Verizon Stock – New application for a cellular phone tower in South Williamstown begins approval process | Local News
WILLIAMSTOWN — After 12 years and three unsuccessful attempts, a cellular telephone service provider is again attempting to locate a telecommunications tower in South Williamstown.
The provider, AT&T, is again working with Peter Phelps, co-owner of Sweet Brook Farm on Oblong Road, to site a 165-foot high tower on the 36.5-acre property.
“The applicants (AT&T) have identified a significant gap in AT&T’s wireless coverage in the western section of Williamstown along Route 7 and other surface roads and in accordance with its FCC license requirements and have designed the proposed facility to resolve this gap,” wrote Christopher Ciolfi, principal of tower location consultant Evolution Site Services, in its application to town officials.

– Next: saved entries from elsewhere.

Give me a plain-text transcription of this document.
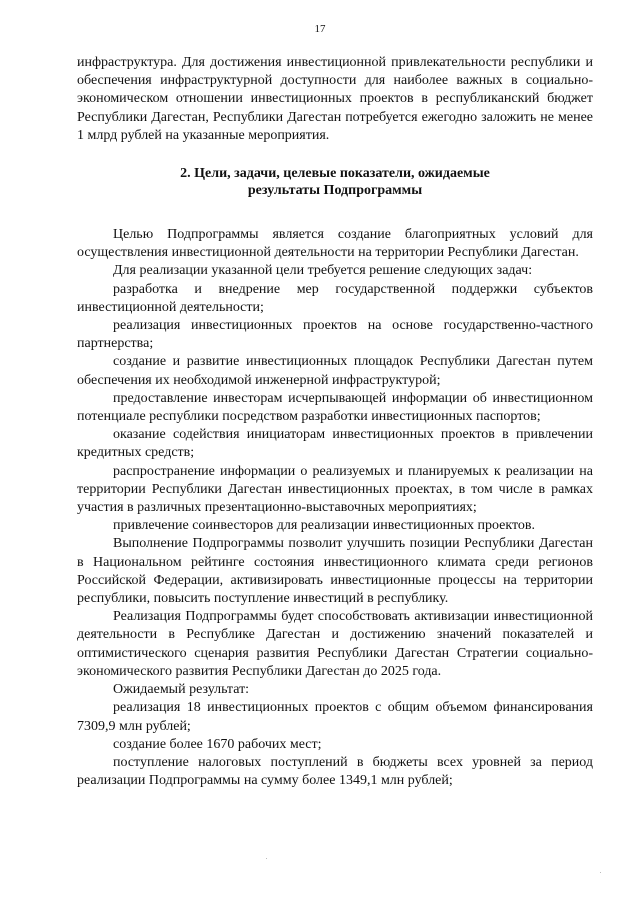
17

инфраструктура. Для достижения инвестиционной привлекательности республики и обеспечения инфраструктурной доступности для наиболее важных в социально-экономическом отношении инвестиционных проектов в республиканский бюджет Республики Дагестан, Республики Дагестан потребуется ежегодно заложить не менее 1 млрд рублей на указанные мероприятия.

2. Цели, задачи, целевые показатели, ожидаемые
результаты Подпрограммы

Целью Подпрограммы является создание благоприятных условий для осуществления инвестиционной деятельности на территории Республики Дагестан.

Для реализации указанной цели требуется решение следующих задач:

разработка и внедрение мер государственной поддержки субъектов инвестиционной деятельности;

реализация инвестиционных проектов на основе государственно-частного партнерства;

создание и развитие инвестиционных площадок Республики Дагестан путем обеспечения их необходимой инженерной инфраструктурой;

предоставление инвесторам исчерпывающей информации об инвестиционном потенциале республики посредством разработки инвестиционных паспортов;

оказание содействия инициаторам инвестиционных проектов в привлечении кредитных средств;

распространение информации о реализуемых и планируемых к реализации на территории Республики Дагестан инвестиционных проектах, в том числе в рамках участия в различных презентационно-выставочных мероприятиях;

привлечение соинвесторов для реализации инвестиционных проектов.

Выполнение Подпрограммы позволит улучшить позиции Республики Дагестан в Национальном рейтинге состояния инвестиционного климата среди регионов Российской Федерации, активизировать инвестиционные процессы на территории республики, повысить поступление инвестиций в республику.

Реализация Подпрограммы будет способствовать активизации инвестиционной деятельности в Республике Дагестан и достижению значений показателей и оптимистического сценария развития Республики Дагестан Стратегии социально-экономического развития Республики Дагестан до 2025 года.

Ожидаемый результат:

реализация 18 инвестиционных проектов с общим объемом финансирования 7309,9 млн рублей;

создание более 1670 рабочих мест;

поступление налоговых поступлений в бюджеты всех уровней за период реализации Подпрограммы на сумму более 1349,1 млн рублей;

This service gap is what has been the motivation for the three previous attempts to bolster the cellular signal in the area.

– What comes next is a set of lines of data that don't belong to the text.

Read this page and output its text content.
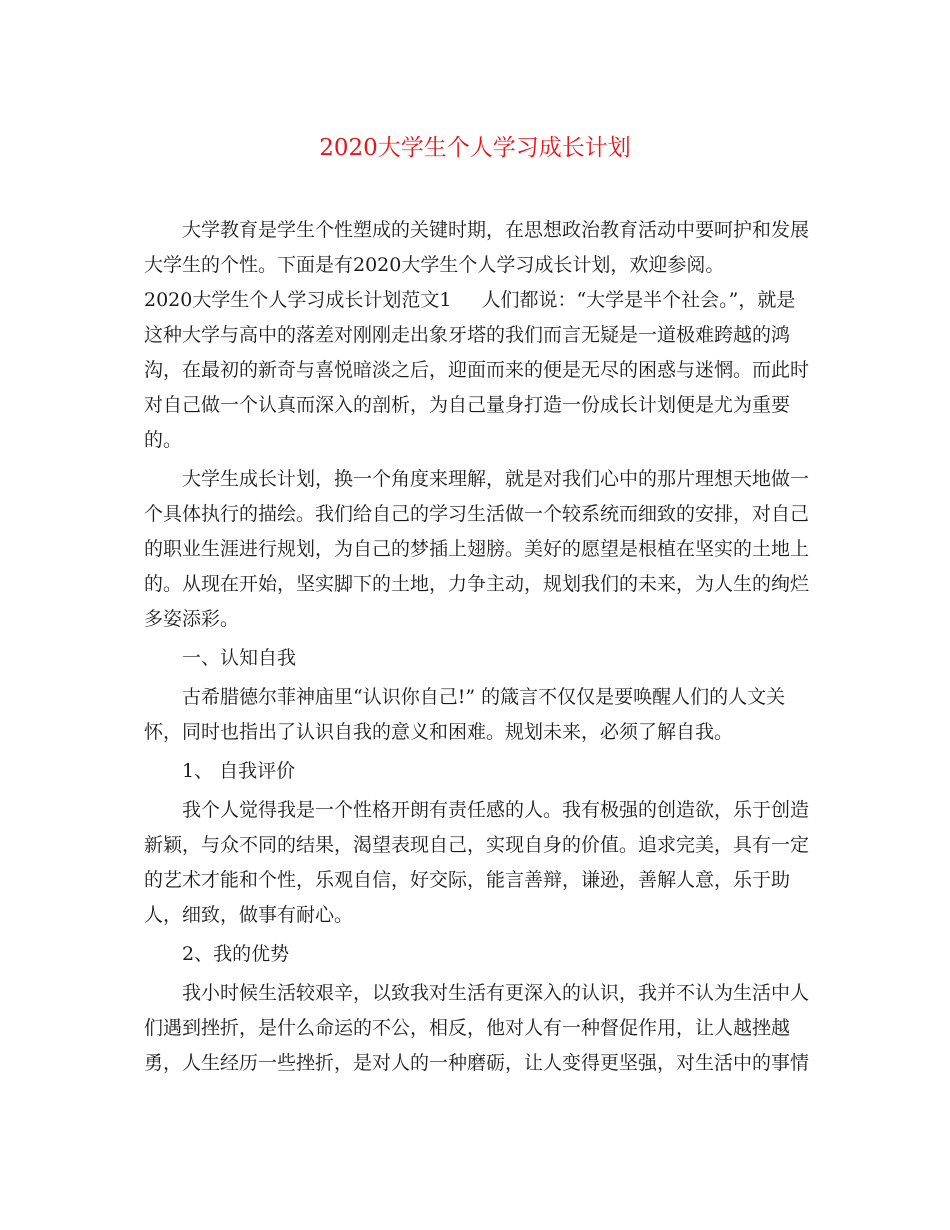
2020大学生个人学习成长计划
大学教育是学生个性塑成的关键时期，在思想政治教育活动中要呵护和发展
大学生的个性。下面是有2020大学生个人学习成长计划，欢迎参阅。
2020大学生个人学习成长计划范文1 人们都说：“大学是半个社会。”，就是
这种大学与高中的落差对刚刚走出象牙塔的我们而言无疑是一道极难跨越的鸿
沟，在最初的新奇与喜悦暗淡之后，迎面而来的便是无尽的困惑与迷惘。而此时
对自己做一个认真而深入的剖析，为自己量身打造一份成长计划便是尤为重要
的。
大学生成长计划，换一个角度来理解，就是对我们心中的那片理想天地做一
个具体执行的描绘。我们给自己的学习生活做一个较系统而细致的安排，对自己
的职业生涯进行规划，为自己的梦插上翅膀。美好的愿望是根植在坚实的土地上
的。从现在开始，坚实脚下的土地，力争主动，规划我们的未来，为人生的绚烂
多姿添彩。
一、认知自我
古希腊德尔菲神庙里“认识你自己!” 的箴言不仅仅是要唤醒人们的人文关
怀，同时也指出了认识自我的意义和困难。规划未来，必须了解自我。
1、 自我评价
我个人觉得我是一个性格开朗有责任感的人。我有极强的创造欲，乐于创造
新颖，与众不同的结果，渴望表现自己，实现自身的价值。追求完美，具有一定
的艺术才能和个性，乐观自信，好交际，能言善辩，谦逊，善解人意，乐于助
人，细致，做事有耐心。
2、我的优势
我小时候生活较艰辛，以致我对生活有更深入的认识，我并不认为生活中人
们遇到挫折，是什么命运的不公，相反，他对人有一种督促作用，让人越挫越
勇，人生经历一些挫折，是对人的一种磨砺，让人变得更坚强，对生活中的事情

In 2009, AT&T applied to locate a similar tower on the property of Mount Greylock Middle/High School, but the application was eventually denied. The company then applied to locate the tower on Sweet Brook Farm, which abuts the high school property. But that attempt fell due to the identification of a rare species of vegetation on the site.
In 2017, Verizon applied to locate a tower on the property of the former Taconic Restaurant. After a robust application process that drew local opposition, the permits were granted. But Verizon and the landowner could not reach mutually agreeable terms for the land lease and the project fell through.

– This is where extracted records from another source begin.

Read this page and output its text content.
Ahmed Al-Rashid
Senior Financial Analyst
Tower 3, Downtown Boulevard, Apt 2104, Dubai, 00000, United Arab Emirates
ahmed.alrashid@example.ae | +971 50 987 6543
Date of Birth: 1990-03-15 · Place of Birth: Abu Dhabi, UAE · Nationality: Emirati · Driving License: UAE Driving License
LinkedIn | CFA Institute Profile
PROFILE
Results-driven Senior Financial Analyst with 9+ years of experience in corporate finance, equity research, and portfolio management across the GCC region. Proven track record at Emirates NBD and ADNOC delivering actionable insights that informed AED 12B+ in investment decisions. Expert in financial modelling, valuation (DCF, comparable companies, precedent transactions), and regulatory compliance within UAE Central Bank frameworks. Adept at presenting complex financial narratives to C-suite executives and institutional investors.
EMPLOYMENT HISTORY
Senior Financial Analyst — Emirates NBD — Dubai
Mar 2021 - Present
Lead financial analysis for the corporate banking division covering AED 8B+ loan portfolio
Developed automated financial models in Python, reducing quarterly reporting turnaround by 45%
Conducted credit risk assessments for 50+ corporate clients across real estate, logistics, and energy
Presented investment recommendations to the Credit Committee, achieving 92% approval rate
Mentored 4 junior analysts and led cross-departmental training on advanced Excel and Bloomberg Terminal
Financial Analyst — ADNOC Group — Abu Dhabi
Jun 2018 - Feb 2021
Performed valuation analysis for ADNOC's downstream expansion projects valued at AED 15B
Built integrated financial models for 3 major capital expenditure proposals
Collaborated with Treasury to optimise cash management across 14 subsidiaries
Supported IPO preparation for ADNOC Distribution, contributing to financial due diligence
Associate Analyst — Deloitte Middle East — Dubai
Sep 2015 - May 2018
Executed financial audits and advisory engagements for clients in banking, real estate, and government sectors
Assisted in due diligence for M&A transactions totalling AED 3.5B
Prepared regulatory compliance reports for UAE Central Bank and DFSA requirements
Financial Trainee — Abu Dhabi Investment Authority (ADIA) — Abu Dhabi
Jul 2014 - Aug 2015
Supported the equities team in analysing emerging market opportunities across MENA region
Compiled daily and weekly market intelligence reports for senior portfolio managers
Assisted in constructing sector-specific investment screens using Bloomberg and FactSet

In all three scenarios, opponents to the proposals have pointed to the beloved vistas of South Williamstown and their desire to preserve the historic sight lines.
The latest proposal is for a 165-foot-high lattice tower. It would be located not far from the previously proposed site on Sweet Brook Farm, but the elevation of the new structure would be about 200 feet below the original site, with a buffer between it and the species of vegetation to the west known as Hitchcock’s Sedge, listed by the USDA as a species “of special concern.”
The site is surrounded by trees with an average height of roughly 70 feet, Ciolfi noted during Thursday night’s meeting of the Williamstown Zoning Board of Appeals. He said that the top of the tower has the potential of hosting antennae from a maximum of five service providers, including AT&T, Verizon and T-Mobile.
Due to the trees and the topography, views of the tower would be more limited than in other previously proposed locations.
Access to the tower would be through the farm’s primary driveway, which leads to an old farm road that would be widened and enhanced with a gravel surface leading to the tower site 2,500 feet away through the farm property. The tower would stand within a fenced-in compound area with underground utilities, support equipment and an eight-foot barbed-wire topped fence.
The area is primarily rural, with just a few homes in the immediate area.
Evolution Site Services is seeking two telecommunications facility special permits, one for the tower, one for the facility, and a variance to allow the tower to stand 23 feet closer to the road than required. The bylaw requires the tower to stand at least the tower’s height plus 50 feet from property boundaries, or 215 feet, so in case of catastrophic failure and the tower falls, it would remain on the property. The variance is seeking to reduce that distance by 23 feet, meaning that if the tower fell, it would still remain on the property and pose no threat to passersby. With the variance, the tower will be 192 feet from the boundary.
“The proposed tower will be located on a 46.5-acre property and maintain a 100 percent tower height fall zone to all property lines, thereby assuring that in the event of a catastrophic failure the tower structure would remain completely on the subject property,” the application states. “Granting the requested variance would allow the applicant, and future wireless service providers, to provide superior wireless signal improvements for personal, business, educational and emergency services. The proposed improvements will be a substantial benefit to the town, not a substantial detriment.”
The Zoning Board of Appeals agreed to set a balloon test for 9 a.m. Wednesday at the site. That day, the applicant will fly a weather balloon at the proposed location of the tower to the height of 165 feet to allow people to see what the visual impact of the tower might be.
One neighbor to the site, Lisa Howard, expressed concern that the visual impact would affect neighbors and the many individuals who use Oblong Road as a recreational resource.
Further discussion would occur at the board’s next regular meeting, which is set for April 15.